Judy is a well-known doctor, an allergist who believes that we're all allergic to almost everything, including each other, and that even the act of conception is complicated by the allergic reaction of egg to sperm and sperm to egg. She's searching for a food that will reverse this effect. The doctor she dates is a researcher trying to discover a cure for cancer, and she rejects him because, she says, "You are into disease and I am into life." The irony is obvious. Finally, there's the fourth roommate, Denice. She's probably the smartest of the four, but she's decided to live as a party girl and to sleep only with men whose photographs appear in the New York Times.

For the first act, these women have the stage to themselves. Meg, tormented by a cheerful Wendi, becomes more and more homicidal -- or femicidal -- while Judy and Denice bicker over who gets to tell her that taking care of Wendi is the price she must pay for staying in the apartment.

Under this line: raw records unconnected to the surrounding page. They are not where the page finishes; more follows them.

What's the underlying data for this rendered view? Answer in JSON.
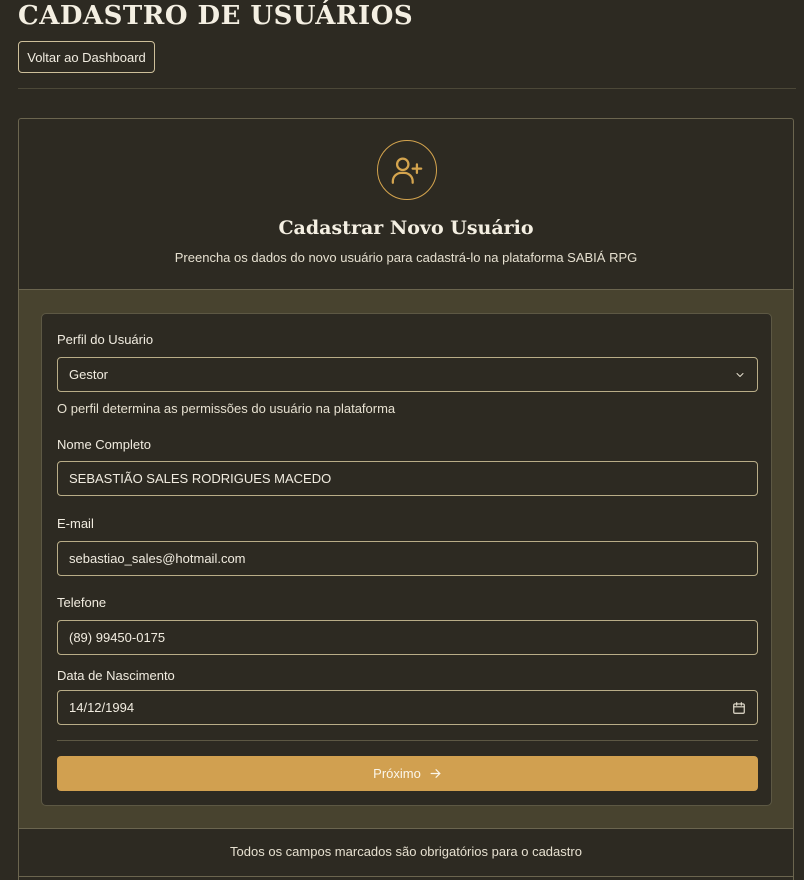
{
  "page": {
    "title": "CADASTRO DE USUÁRIOS",
    "back_button": "Voltar ao Dashboard"
  },
  "card": {
    "header_icon": "user-plus-icon",
    "title": "Cadastrar Novo Usuário",
    "subtitle": "Preencha os dados do novo usuário para cadastrá-lo na plataforma SABIÁ RPG",
    "footer_note": "Todos os campos marcados são obrigatórios para o cadastro"
  },
  "form": {
    "profile": {
      "label": "Perfil do Usuário",
      "value": "Gestor",
      "hint": "O perfil determina as permissões do usuário na plataforma",
      "icon": "chevron-down-icon"
    },
    "name": {
      "label": "Nome Completo",
      "value": "SEBASTIÃO SALES RODRIGUES MACEDO"
    },
    "email": {
      "label": "E-mail",
      "value": "sebastiao_sales@hotmail.com"
    },
    "phone": {
      "label": "Telefone",
      "value": "(89) 99450-0175"
    },
    "birthdate": {
      "label": "Data de Nascimento",
      "value": "14/12/1994",
      "icon": "calendar-icon"
    },
    "next_button": {
      "label": "Próximo",
      "icon": "arrow-right-icon"
    }
  },
  "colors": {
    "background": "#2d2a22",
    "accent": "#d1a050",
    "panel": "#48432f",
    "border": "#b9ad88"
  }
}
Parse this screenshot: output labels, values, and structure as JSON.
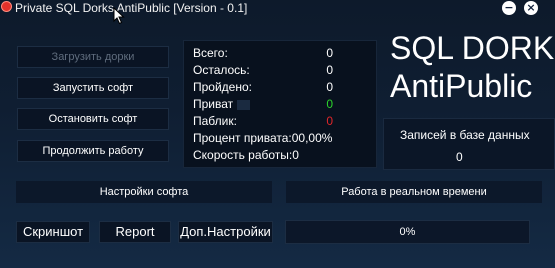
{
  "window": {
    "title": "Private SQL Dorks AntiPublic [Version - 0.1]",
    "minimize_glyph": "−",
    "close_glyph": "×"
  },
  "buttons": {
    "load_dorks": "Загрузить дорки",
    "start": "Запустить софт",
    "stop": "Остановить софт",
    "continue": "Продолжить работу",
    "screenshot": "Скриншот",
    "report": "Report",
    "extra_settings": "Доп.Настройки"
  },
  "stats": {
    "total_label": "Всего:",
    "total_value": "0",
    "remaining_label": "Осталось:",
    "remaining_value": "0",
    "passed_label": "Пройдено:",
    "passed_value": "0",
    "private_label": "Приват",
    "private_value": "0",
    "public_label": "Паблик:",
    "public_value": "0",
    "private_percent": "Процент привата:00,00%",
    "speed": "Скорость работы:0"
  },
  "brand": {
    "line1": "SQL DORKS",
    "line2": "AntiPublic"
  },
  "records": {
    "label": "Записей в базе данных",
    "value": "0"
  },
  "sections": {
    "settings": "Настройки софта",
    "realtime": "Работа в реальном времени"
  },
  "progress": {
    "value": 0,
    "text": "0%"
  },
  "colors": {
    "private_value": "#2bd42b",
    "public_value": "#e0262a",
    "disabled_text": "#5f6c7d",
    "background": "#0f1e32"
  },
  "icons": {
    "app": "app-icon",
    "minimize": "minimize-icon",
    "close": "close-icon",
    "cursor": "cursor-icon"
  }
}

By act two, the men are on the scene: Meg's old lover, Jack, who wants her back; John, the nurse sent to sedate Wendi and take her away; Judy's doctor boyfriend and the psychiatrist, Gig. There are mixed-up missives, frantic exits and entrances, confused identities and moments of near-recognition that rapidly dissolve into the general mayhem. This isn't the controlled chaos of, say, Michael Frayn's Noises Off, where the action is tightly engineered and every element introduced turns out -- usually with a satisfying, almost audible click -- to have its place (even if the place is only a stop on the road to dissolution). This feels looser; some threads are less relevant than others. In the end, everything does cohere, but only sort of, and after you've thought about it. I don't want to resort to stereotype, but The Wall of Water feels more female; it shows a quick, engaging mind rushing through all kinds of odd and tantalizing associations.

Pacing is everything in a play like this, and sometimes the timing of this production, otherwise ably directed by Jacob T. Morehead, is a bit off. This is something that may resolve itself as the run continues. The four women playing Meg, Wendi, Judy and Denice all have talent, and every one of them has at least one revelatory moment: Lindsay Goranson as Denice, describing her Trekkie lover's Scottish-flavored orgasm; Kimberly Luckie's Judy using the bathroom sink as a pulpit as she declaims her passion for the food of life; Meg, played by Sara Hardesty, musing about the healing power of water; and Laura Steele, who makes mad Wendi slow, earnest and oddly appealing rather than frantic, doing a soothing dance alone in her bedroom. But none of these women is entirely grounded in her role. The play may require speed, but it doesn't require an obvious sense of hurry, and even a ditzy character can have a certain centeredness and weight. Luckie, in particular, becomes shrill whenever Judy is agitated.

The men are more consistent. Robert Kramer is strong as Stuart, the cancer researcher, and Andy Anderson's transformation from nerdy, cartoonish Gig to a muscle-bound god figure is terrific. I like Jake Hyland's Jack when he's wide-eyed and wondering, less when he yells or blubbers. John Jurcheck's hapless John is, I suspect, more sympathetic and less of a caricature than the playwright intended, which is a good thing. His opening monologue is hilarious, and you really have to feel for him throughout. Ouch.